This week, your liberty is on trial at the Supreme Court. The Court has scheduled three days of hearings to determine if Washington has the constitutional prerogative to basically rule your life. Today, the Supremes heard arguments as to whether the provision in the law for not buying healthcare insurance amounts to a tax or a penalty. If it’s a tax, then generally speaking, you cannot file suit until the tax is collected, which in this case is 2014. That’s when the mandate kicks in. This would preclude the court from issuing an opinion until that after that date. Oddly enough, both sides agree that the Court should rule on the merits now, and that the penalty isn’t a tax. So, to argue the other side, the Supreme Court booked the services of another lawyer to argue a side neither side agrees with. As I said, odd.

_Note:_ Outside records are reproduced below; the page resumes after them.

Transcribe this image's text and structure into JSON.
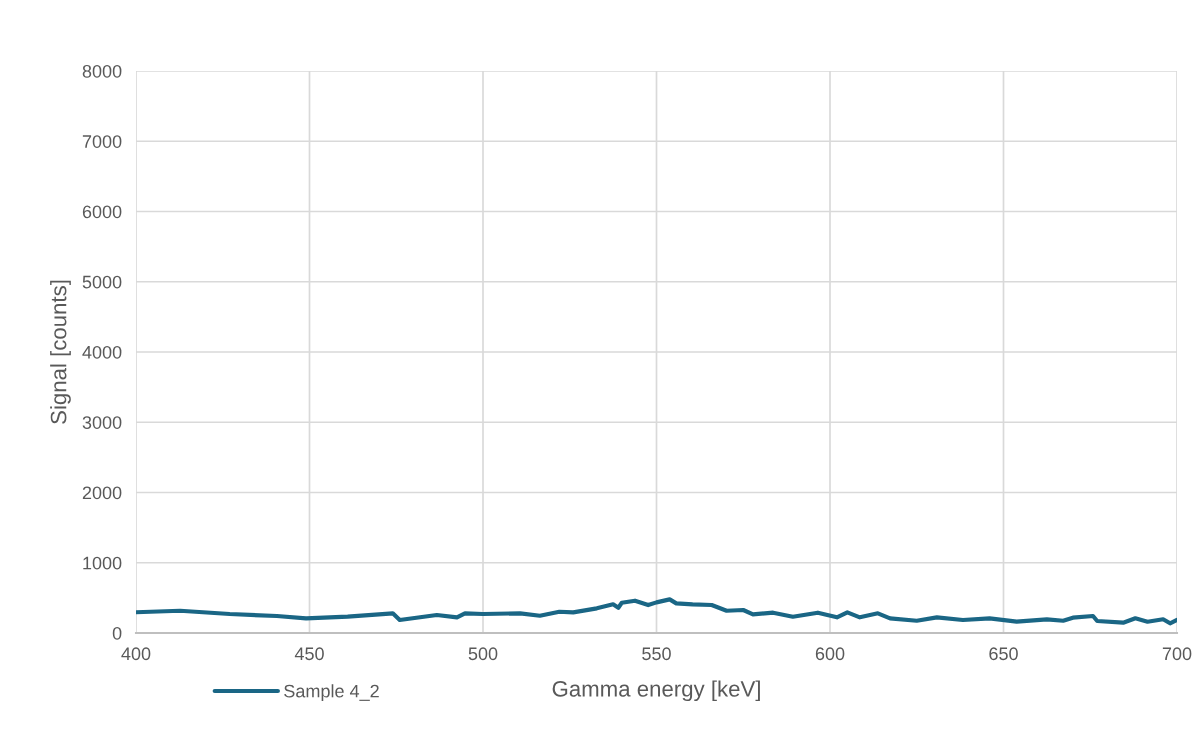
{
  "chart_data": {
    "type": "line",
    "xlabel": "Gamma energy [keV]",
    "ylabel": "Signal [counts]",
    "xlim": [
      400,
      700
    ],
    "xticks": [
      400,
      450,
      500,
      550,
      600,
      650,
      700
    ],
    "ylim": [
      0,
      8000
    ],
    "yticks": [
      0,
      1000,
      2000,
      3000,
      4000,
      5000,
      6000,
      7000,
      8000
    ],
    "grid": true,
    "legend": "bottom left",
    "marker": "none",
    "line_style": "solid",
    "series": [
      {
        "name": "Sample 4_2",
        "color": "#1a6685",
        "x": [
          400,
          412.7,
          427,
          440.6,
          449,
          461,
          474,
          476,
          486.7,
          492.5,
          494.8,
          500,
          510.7,
          516.4,
          522,
          526,
          532.8,
          537.5,
          539,
          540,
          543.8,
          547.6,
          550,
          553.8,
          555.7,
          560.4,
          565.9,
          570.2,
          575,
          577.8,
          583.6,
          589.3,
          596.5,
          602,
          605,
          608.6,
          613.8,
          617.3,
          625,
          630.8,
          638.3,
          646,
          653.8,
          662.5,
          667.2,
          670,
          675.8,
          677,
          684.5,
          688,
          691.5,
          696,
          698,
          700
        ],
        "values": [
          295,
          317,
          270,
          242,
          209,
          232,
          280,
          185,
          256,
          223,
          280,
          270,
          280,
          246,
          303,
          294,
          351,
          408,
          360,
          431,
          460,
          398,
          436,
          479,
          422,
          408,
          398,
          317,
          327,
          266,
          289,
          232,
          289,
          223,
          294,
          223,
          280,
          209,
          175,
          223,
          185,
          209,
          161,
          195,
          175,
          218,
          242,
          171,
          147,
          209,
          161,
          195,
          138,
          185
        ]
      }
    ]
  }
}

George Will brought up an interesting point today in his Washington Post column. The Institute for Justice, like several other “think tanks”, submitted an amicus brief opposing Obamacare on the grounds that it violates contract law. The IJ said that in order for contracts to be valid, they must be entered into voluntarily. For if an individual can be coerced into entering into a contract, liberty has been relegated to an antiquated notion. And Obamacare does just that. Your mere existence requires that you carry health insurance. Read the whole column here.
Tomorrow is the big day. That’s when arguments about the individual mandate begin. Wish I were there!